Some of Superintendent Nikolai Vitti’s backers and detractors agree: There’s a lot more work to do to push Duval County Schools toward success. But they disagreed about whether Vitti should stay in Jacksonville to do it.
Some community leaders were dismayed to hear Saturday that Vitti is one of three finalists for the Detroit superintendent’s job. Vitti in a statement said he applied for the position to explore the chance to return to the Detroit area, where he was born and raised.
Some prominent Jacksonville leaders said if he left, it would be a blow for Duval County.
“We absolutely would prefer that Dr. Vitti remain in Duval County,” said Nina Waters, president of the Community Foundation for Northeast Florida, which manages millions of dollars in donations and civic funds, including a $40 million educational effort called the Quality Education for All initiative, designed to help the district’s most disadvantaged schools in inner-city Jacksonville.
“He’s brought the leadership we needed to make the necessary progress now being documented in multiple performance measures,” Waters said. “There is clearly more work to be done, and we would be delighted to continue to partner with him and the School Board to build on this initial success.”
Over his four years in Duval, Vitti has improved graduation rates and the district has gone from a C state grade to a B, even as state academic standards and exams got tougher.
Wayne Weaver, a businessman and chairman of the Quality Education for All fund: “It would be a tremendous loss for the district to lose Dr. Vitti.”

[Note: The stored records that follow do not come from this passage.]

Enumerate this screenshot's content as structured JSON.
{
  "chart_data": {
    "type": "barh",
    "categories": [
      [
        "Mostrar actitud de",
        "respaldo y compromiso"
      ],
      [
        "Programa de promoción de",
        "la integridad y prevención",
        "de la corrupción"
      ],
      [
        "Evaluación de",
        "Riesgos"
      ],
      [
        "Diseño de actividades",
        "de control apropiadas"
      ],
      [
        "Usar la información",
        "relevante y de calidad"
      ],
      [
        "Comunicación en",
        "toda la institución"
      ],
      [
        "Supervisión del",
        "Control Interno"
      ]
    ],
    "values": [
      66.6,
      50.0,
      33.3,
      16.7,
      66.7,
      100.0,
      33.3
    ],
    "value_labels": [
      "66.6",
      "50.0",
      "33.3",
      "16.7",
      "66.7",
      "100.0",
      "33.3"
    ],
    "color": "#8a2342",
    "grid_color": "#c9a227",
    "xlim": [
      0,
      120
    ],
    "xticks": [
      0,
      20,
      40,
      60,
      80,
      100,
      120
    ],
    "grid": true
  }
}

Yet among African-American leaders, the reaction is mixed. Some say Vitti targeted low-income and high-minority schools for initiatives; it would be a shame if he leaves before he was close to finishing them.
“All of us know that transformation takes years,” said the Rev. John Guns, senior pastor at St. Paul Missionary Baptist Church, which houses one of Duval’s out-of-school suspension programs.

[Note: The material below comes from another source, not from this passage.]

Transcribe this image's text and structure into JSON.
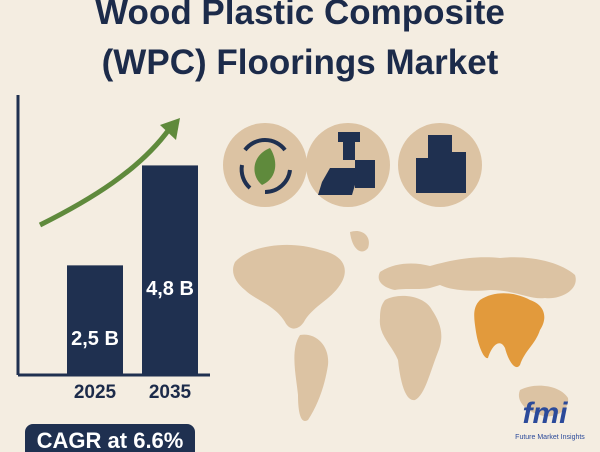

“At one level, I see him as a friend, someone who is committed to the children of the district,” Guns said. “Yet, hearing that he’s leaving … there’s a lot of work that still needs to be done. That’s where I have mixed emotions.”
Other local NAACP leaders were more convinced that Jacksonville would do better seeking a different “change agent.”

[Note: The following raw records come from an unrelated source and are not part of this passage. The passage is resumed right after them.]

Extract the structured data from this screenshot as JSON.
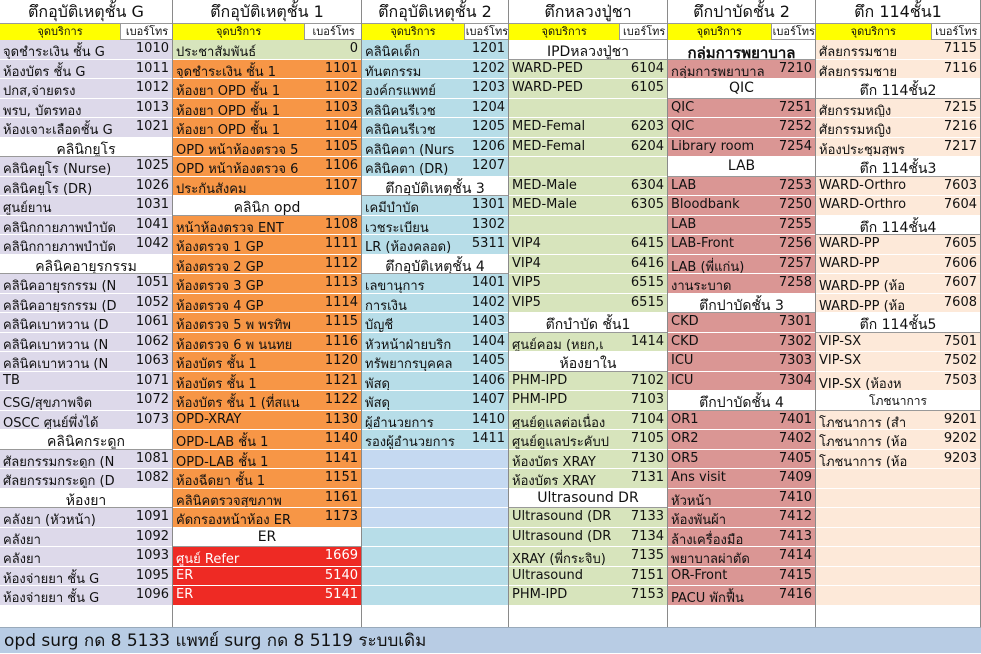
{
  "colors": {
    "purple": "#ddd9ea",
    "orange": "#f79646",
    "blue": "#b7dde8",
    "bluedark": "#c5d9f1",
    "green": "#d7e4bc",
    "red": "#da9694",
    "peach": "#fde9d9",
    "white": "#ffffff",
    "brightred": "#ee2a24",
    "yellow": "#ffff00"
  },
  "sub_labels": {
    "service": "จุดบริการ",
    "phone": "เบอร์โทร"
  },
  "columns": [
    {
      "title": "ตึกอุบัติเหตุชั้น G",
      "rows": [
        {
          "label": "จุดชำระเงิน ชั้น G",
          "num": "1010",
          "c": "purple"
        },
        {
          "label": "ห้องบัตร ชั้น G",
          "num": "1011",
          "c": "purple"
        },
        {
          "label": "ปกส,จ่ายตรง",
          "num": "1012",
          "c": "purple"
        },
        {
          "label": "พรบ, บัตรทอง",
          "num": "1013",
          "c": "purple"
        },
        {
          "label": "ห้องเจาะเลือดชั้น G",
          "num": "1021",
          "c": "purple"
        },
        {
          "label": "คลินิกยูโร",
          "num": "",
          "c": "white",
          "h": true
        },
        {
          "label": "คลินิคยูโร (Nurse)",
          "num": "1025",
          "c": "purple"
        },
        {
          "label": "คลินิคยูโร (DR)",
          "num": "1026",
          "c": "purple"
        },
        {
          "label": "ศูนย์ยาน",
          "num": "1031",
          "c": "purple"
        },
        {
          "label": "คลินิกกายภาพบำบัด",
          "num": "1041",
          "c": "purple"
        },
        {
          "label": "คลินิกกายภาพบำบัด",
          "num": "1042",
          "c": "purple"
        },
        {
          "label": "คลินิคอายุรกรรม",
          "num": "",
          "c": "white",
          "h": true
        },
        {
          "label": "คลินิคอายุรกรรม (N",
          "num": "1051",
          "c": "purple"
        },
        {
          "label": "คลินิคอายุรกรรม (D",
          "num": "1052",
          "c": "purple"
        },
        {
          "label": "คลินิคเบาหวาน (D",
          "num": "1061",
          "c": "purple"
        },
        {
          "label": "คลินิคเบาหวาน (N",
          "num": "1062",
          "c": "purple"
        },
        {
          "label": "คลินิคเบาหวาน (N",
          "num": "1063",
          "c": "purple"
        },
        {
          "label": "TB",
          "num": "1071",
          "c": "purple"
        },
        {
          "label": "CSG/สุขภาพจิต",
          "num": "1072",
          "c": "purple"
        },
        {
          "label": "OSCC ศูนย์พึ่งได้",
          "num": "1073",
          "c": "purple"
        },
        {
          "label": "คลินิคกระดูก",
          "num": "",
          "c": "white",
          "h": true
        },
        {
          "label": "ศัลยกรรมกระดูก (N",
          "num": "1081",
          "c": "purple"
        },
        {
          "label": "ศัลยกรรมกระดูก (D",
          "num": "1082",
          "c": "purple"
        },
        {
          "label": "ห้องยา",
          "num": "",
          "c": "white",
          "h": true
        },
        {
          "label": "คลังยา (หัวหน้า)",
          "num": "1091",
          "c": "purple"
        },
        {
          "label": "คลังยา",
          "num": "1092",
          "c": "purple"
        },
        {
          "label": "คลังยา",
          "num": "1093",
          "c": "purple"
        },
        {
          "label": "ห้องจ่ายยา ชั้น G",
          "num": "1095",
          "c": "purple"
        },
        {
          "label": "ห้องจ่ายยา ชั้น G",
          "num": "1096",
          "c": "purple"
        }
      ]
    },
    {
      "title": "ตึกอุบัติเหตุชั้น 1",
      "rows": [
        {
          "label": "ประชาสัมพันธ์",
          "num": "0",
          "c": "green"
        },
        {
          "label": "จุดชำระเงิน ชั้น 1",
          "num": "1101",
          "c": "orange"
        },
        {
          "label": "ห้องยา OPD ชั้น 1",
          "num": "1102",
          "c": "orange"
        },
        {
          "label": "ห้องยา OPD ชั้น 1",
          "num": "1103",
          "c": "orange"
        },
        {
          "label": "ห้องยา OPD ชั้น 1",
          "num": "1104",
          "c": "orange"
        },
        {
          "label": "OPD หน้าห้องตรวจ 5",
          "num": "1105",
          "c": "orange"
        },
        {
          "label": "OPD หน้าห้องตรวจ 6",
          "num": "1106",
          "c": "orange"
        },
        {
          "label": "ประกันสังคม",
          "num": "1107",
          "c": "orange"
        },
        {
          "label": "คลินิก opd",
          "num": "",
          "c": "white",
          "h": true
        },
        {
          "label": "หน้าห้องตรวจ ENT",
          "num": "1108",
          "c": "orange"
        },
        {
          "label": "ห้องตรวจ 1 GP",
          "num": "1111",
          "c": "orange"
        },
        {
          "label": "ห้องตรวจ 2 GP",
          "num": "1112",
          "c": "orange"
        },
        {
          "label": "ห้องตรวจ 3 GP",
          "num": "1113",
          "c": "orange"
        },
        {
          "label": "ห้องตรวจ 4 GP",
          "num": "1114",
          "c": "orange"
        },
        {
          "label": "ห้องตรวจ 5 พ พรทิพ",
          "num": "1115",
          "c": "orange"
        },
        {
          "label": "ห้องตรวจ 6 พ นนทย",
          "num": "1116",
          "c": "orange"
        },
        {
          "label": "ห้องบัตร ชั้น 1",
          "num": "1120",
          "c": "orange"
        },
        {
          "label": "ห้องบัตร ชั้น 1",
          "num": "1121",
          "c": "orange"
        },
        {
          "label": "ห้องบัตร ชั้น 1 (ที่สแน",
          "num": "1122",
          "c": "orange"
        },
        {
          "label": "OPD-XRAY",
          "num": "1130",
          "c": "orange"
        },
        {
          "label": "OPD-LAB ชั้น 1",
          "num": "1140",
          "c": "orange"
        },
        {
          "label": "OPD-LAB ชั้น 1",
          "num": "1141",
          "c": "orange"
        },
        {
          "label": "ห้องฉีดยา ชั้น 1",
          "num": "1151",
          "c": "orange"
        },
        {
          "label": "คลินิคตรวจสุขภาพ",
          "num": "1161",
          "c": "orange"
        },
        {
          "label": "คัดกรองหน้าห้อง ER",
          "num": "1173",
          "c": "orange"
        },
        {
          "label": "ER",
          "num": "",
          "c": "white",
          "h": true
        },
        {
          "label": "ศูนย์ Refer",
          "num": "1669",
          "c": "brightred"
        },
        {
          "label": "ER",
          "num": "5140",
          "c": "brightred"
        },
        {
          "label": "ER",
          "num": "5141",
          "c": "brightred"
        }
      ]
    },
    {
      "title": "ตึกอุบัติเหตุชั้น 2",
      "rows": [
        {
          "label": "คลินิคเด็ก",
          "num": "1201",
          "c": "blue"
        },
        {
          "label": "ทันตกรรม",
          "num": "1202",
          "c": "blue"
        },
        {
          "label": "องค์กรแพทย์",
          "num": "1203",
          "c": "blue"
        },
        {
          "label": "คลินิคนรีเวช",
          "num": "1204",
          "c": "blue"
        },
        {
          "label": "คลินิคนรีเวช",
          "num": "1205",
          "c": "blue"
        },
        {
          "label": "คลินิคตา (Nurs",
          "num": "1206",
          "c": "blue"
        },
        {
          "label": "คลินิคตา (DR)",
          "num": "1207",
          "c": "blue"
        },
        {
          "label": "ตึกอุบัติเหตุชั้น 3",
          "num": "",
          "c": "white",
          "h": true
        },
        {
          "label": "เคมีบำบัด",
          "num": "1301",
          "c": "blue"
        },
        {
          "label": "เวชระเบียน",
          "num": "1302",
          "c": "blue"
        },
        {
          "label": "LR (ห้องคลอด)",
          "num": "5311",
          "c": "blue"
        },
        {
          "label": "ตึกอุบัติเหตุชั้น 4",
          "num": "",
          "c": "white",
          "h": true
        },
        {
          "label": "เลขานุการ",
          "num": "1401",
          "c": "blue"
        },
        {
          "label": "การเงิน",
          "num": "1402",
          "c": "blue"
        },
        {
          "label": "บัญชี",
          "num": "1403",
          "c": "blue"
        },
        {
          "label": "หัวหน้าฝ่ายบริก",
          "num": "1404",
          "c": "blue"
        },
        {
          "label": "ทรัพยากรบุคคล",
          "num": "1405",
          "c": "blue"
        },
        {
          "label": "พัสดุ",
          "num": "1406",
          "c": "blue"
        },
        {
          "label": "พัสดุ",
          "num": "1407",
          "c": "blue"
        },
        {
          "label": "ผู้อำนวยการ",
          "num": "1410",
          "c": "blue"
        },
        {
          "label": "รองผู้อำนวยการ",
          "num": "1411",
          "c": "blue"
        },
        {
          "label": "",
          "num": "",
          "c": "bluedark"
        },
        {
          "label": "",
          "num": "",
          "c": "bluedark"
        },
        {
          "label": "",
          "num": "",
          "c": "bluedark"
        },
        {
          "label": "",
          "num": "",
          "c": "bluedark"
        },
        {
          "label": "",
          "num": "",
          "c": "blue"
        },
        {
          "label": "",
          "num": "",
          "c": "blue"
        },
        {
          "label": "",
          "num": "",
          "c": "blue"
        },
        {
          "label": "",
          "num": "",
          "c": "blue"
        }
      ]
    },
    {
      "title": "ตึกหลวงปู่ชา",
      "rows": [
        {
          "label": "IPDหลวงปู่ชา",
          "num": "",
          "c": "white",
          "h": true
        },
        {
          "label": "WARD-PED",
          "num": "6104",
          "c": "green"
        },
        {
          "label": "WARD-PED",
          "num": "6105",
          "c": "green"
        },
        {
          "label": "",
          "num": "",
          "c": "green"
        },
        {
          "label": "MED-Femal",
          "num": "6203",
          "c": "green"
        },
        {
          "label": "MED-Femal",
          "num": "6204",
          "c": "green"
        },
        {
          "label": "",
          "num": "",
          "c": "green"
        },
        {
          "label": "MED-Male",
          "num": "6304",
          "c": "green"
        },
        {
          "label": "MED-Male",
          "num": "6305",
          "c": "green"
        },
        {
          "label": "",
          "num": "",
          "c": "green"
        },
        {
          "label": "VIP4",
          "num": "6415",
          "c": "green"
        },
        {
          "label": "VIP4",
          "num": "6416",
          "c": "green"
        },
        {
          "label": "VIP5",
          "num": "6515",
          "c": "green"
        },
        {
          "label": "VIP5",
          "num": "6515",
          "c": "green"
        },
        {
          "label": "ตึกบำบัด ชั้น1",
          "num": "",
          "c": "white",
          "h": true
        },
        {
          "label": "ศูนย์คอม (หยก,เ",
          "num": "1414",
          "c": "green"
        },
        {
          "label": "ห้องยาใน",
          "num": "",
          "c": "white",
          "h": true
        },
        {
          "label": "PHM-IPD",
          "num": "7102",
          "c": "green"
        },
        {
          "label": "PHM-IPD",
          "num": "7103",
          "c": "green"
        },
        {
          "label": "ศูนย์ดูแลต่อเนื่อง",
          "num": "7104",
          "c": "green"
        },
        {
          "label": "ศูนย์ดูแลประคับป",
          "num": "7105",
          "c": "green"
        },
        {
          "label": "ห้องบัตร XRAY",
          "num": "7130",
          "c": "green"
        },
        {
          "label": "ห้องบัตร XRAY",
          "num": "7131",
          "c": "green"
        },
        {
          "label": "Ultrasound DR",
          "num": "",
          "c": "white",
          "h": true
        },
        {
          "label": "Ultrasound (DR",
          "num": "7133",
          "c": "green"
        },
        {
          "label": "Ultrasound (DR",
          "num": "7134",
          "c": "green"
        },
        {
          "label": "XRAY (พี่กระจิบ)",
          "num": "7135",
          "c": "green"
        },
        {
          "label": "Ultrasound",
          "num": "7151",
          "c": "green"
        },
        {
          "label": "PHM-IPD",
          "num": "7153",
          "c": "green"
        }
      ]
    },
    {
      "title": "ตึกปาบัดชั้น 2",
      "rows": [
        {
          "label": "กลุ่มการพยาบาล",
          "num": "",
          "c": "white",
          "h": true,
          "big": true
        },
        {
          "label": "กลุ่มการพยาบาล",
          "num": "7210",
          "c": "red"
        },
        {
          "label": "QIC",
          "num": "",
          "c": "white",
          "h": true
        },
        {
          "label": "QIC",
          "num": "7251",
          "c": "red"
        },
        {
          "label": "QIC",
          "num": "7252",
          "c": "red"
        },
        {
          "label": "Library room",
          "num": "7254",
          "c": "red"
        },
        {
          "label": "LAB",
          "num": "",
          "c": "white",
          "h": true
        },
        {
          "label": "LAB",
          "num": "7253",
          "c": "red"
        },
        {
          "label": "Bloodbank",
          "num": "7250",
          "c": "red"
        },
        {
          "label": "LAB",
          "num": "7255",
          "c": "red"
        },
        {
          "label": "LAB-Front",
          "num": "7256",
          "c": "red"
        },
        {
          "label": "LAB (พี่แก่น)",
          "num": "7257",
          "c": "red"
        },
        {
          "label": "งานระบาด",
          "num": "7258",
          "c": "red"
        },
        {
          "label": "ตึกปาบัดชั้น 3",
          "num": "",
          "c": "white",
          "h": true
        },
        {
          "label": "CKD",
          "num": "7301",
          "c": "red"
        },
        {
          "label": "CKD",
          "num": "7302",
          "c": "red"
        },
        {
          "label": "ICU",
          "num": "7303",
          "c": "red"
        },
        {
          "label": "ICU",
          "num": "7304",
          "c": "red"
        },
        {
          "label": "ตึกปาบัดชั้น 4",
          "num": "",
          "c": "white",
          "h": true
        },
        {
          "label": "OR1",
          "num": "7401",
          "c": "red"
        },
        {
          "label": "OR2",
          "num": "7402",
          "c": "red"
        },
        {
          "label": "OR5",
          "num": "7405",
          "c": "red"
        },
        {
          "label": "Ans visit",
          "num": "7409",
          "c": "red"
        },
        {
          "label": "หัวหน้า",
          "num": "7410",
          "c": "red"
        },
        {
          "label": "ห้องพันผ้า",
          "num": "7412",
          "c": "red"
        },
        {
          "label": "ล้างเครื่องมือ",
          "num": "7413",
          "c": "red"
        },
        {
          "label": "พยาบาลผ่าตัด",
          "num": "7414",
          "c": "red"
        },
        {
          "label": "OR-Front",
          "num": "7415",
          "c": "red"
        },
        {
          "label": "PACU พักฟื้น",
          "num": "7416",
          "c": "red"
        }
      ]
    },
    {
      "title": "ตึก 114ชั้น1",
      "rows": [
        {
          "label": "ศัลยกรรมชาย",
          "num": "7115",
          "c": "peach"
        },
        {
          "label": "ศัลยกรรมชาย",
          "num": "7116",
          "c": "peach"
        },
        {
          "label": "ตึก 114ชั้น2",
          "num": "",
          "c": "white",
          "h": true
        },
        {
          "label": "ศัยกรรมหญิง",
          "num": "7215",
          "c": "peach"
        },
        {
          "label": "ศัยกรรมหญิง",
          "num": "7216",
          "c": "peach"
        },
        {
          "label": "ห้องประชุมสุพร",
          "num": "7217",
          "c": "peach"
        },
        {
          "label": "ตึก 114ชั้น3",
          "num": "",
          "c": "white",
          "h": true
        },
        {
          "label": "WARD-Orthro",
          "num": "7603",
          "c": "peach"
        },
        {
          "label": "WARD-Orthro",
          "num": "7604",
          "c": "peach"
        },
        {
          "label": "ตึก 114ชั้น4",
          "num": "",
          "c": "white",
          "h": true
        },
        {
          "label": "WARD-PP",
          "num": "7605",
          "c": "peach"
        },
        {
          "label": "WARD-PP",
          "num": "7606",
          "c": "peach"
        },
        {
          "label": "WARD-PP (ห้อ",
          "num": "7607",
          "c": "peach"
        },
        {
          "label": "WARD-PP (ห้อ",
          "num": "7608",
          "c": "peach"
        },
        {
          "label": "ตึก 114ชั้น5",
          "num": "",
          "c": "white",
          "h": true
        },
        {
          "label": "VIP-SX",
          "num": "7501",
          "c": "peach"
        },
        {
          "label": "VIP-SX",
          "num": "7502",
          "c": "peach"
        },
        {
          "label": "VIP-SX (ห้องห",
          "num": "7503",
          "c": "peach"
        },
        {
          "label": "โภชนาการ",
          "num": "",
          "c": "white",
          "h": true,
          "small": true
        },
        {
          "label": "โภชนาการ (สำ",
          "num": "9201",
          "c": "peach"
        },
        {
          "label": "โภชนาการ (ห้อ",
          "num": "9202",
          "c": "peach"
        },
        {
          "label": "โภชนาการ (ห้อ",
          "num": "9203",
          "c": "peach"
        },
        {
          "label": "",
          "num": "",
          "c": "peach"
        },
        {
          "label": "",
          "num": "",
          "c": "peach"
        },
        {
          "label": "",
          "num": "",
          "c": "peach"
        },
        {
          "label": "",
          "num": "",
          "c": "peach"
        },
        {
          "label": "",
          "num": "",
          "c": "peach"
        },
        {
          "label": "",
          "num": "",
          "c": "peach"
        },
        {
          "label": "",
          "num": "",
          "c": "peach"
        }
      ]
    }
  ],
  "footer": "opd  surg กด  8   5133   แพทย์ surg  กด 8  5119 ระบบเดิม"
}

“He has done a lot of positive things here, but there are still quite a few negative things going on,” said Elnora Atkins, head of the NAACP of Jacksonville’s education committee and a retired principal.
“There are still a lot of students who can’t read, even in high school,” she said.
“I wanted to see somebody who would improve the reading level for all students. I know it’s not all the superintendent’s fault; some of it’s the parents’ [fault]. But I want somebody who’s going to come in here and walk on water and get things done.”
She said Vitti has failed to make much progress on closing a wide disparity between minorities’ discipline referrals and suspensions at school compared to other student groups.
Still, Vitti has been willing to be open and answer the NAACP’s questions and concerns, Atkins said.
“I wish him all the best in getting the position in Detroit,” she said. “That will give Duval County an opportunity to start over again with someone who is more conducive to children learning.”
Some teachers, too, are of two minds about a possible Vitti departure.
Gregory Sampson, a Duval teacher and blogger, says he is “never a fan … but not a hater” of Vitti. He believes Vitti cares about students and their learning needs, though he may be abrasive at times and he has disrupted the district’s status quo.
“He took the blame for the disruption, but he was doing what he was hired to do,” Sampson wrote in his blog, “disrupt the system in an effort to reform [it] and bring swift results. It didn’t happen. There were higher school grades, but not all schools improved to the level of the goals set.”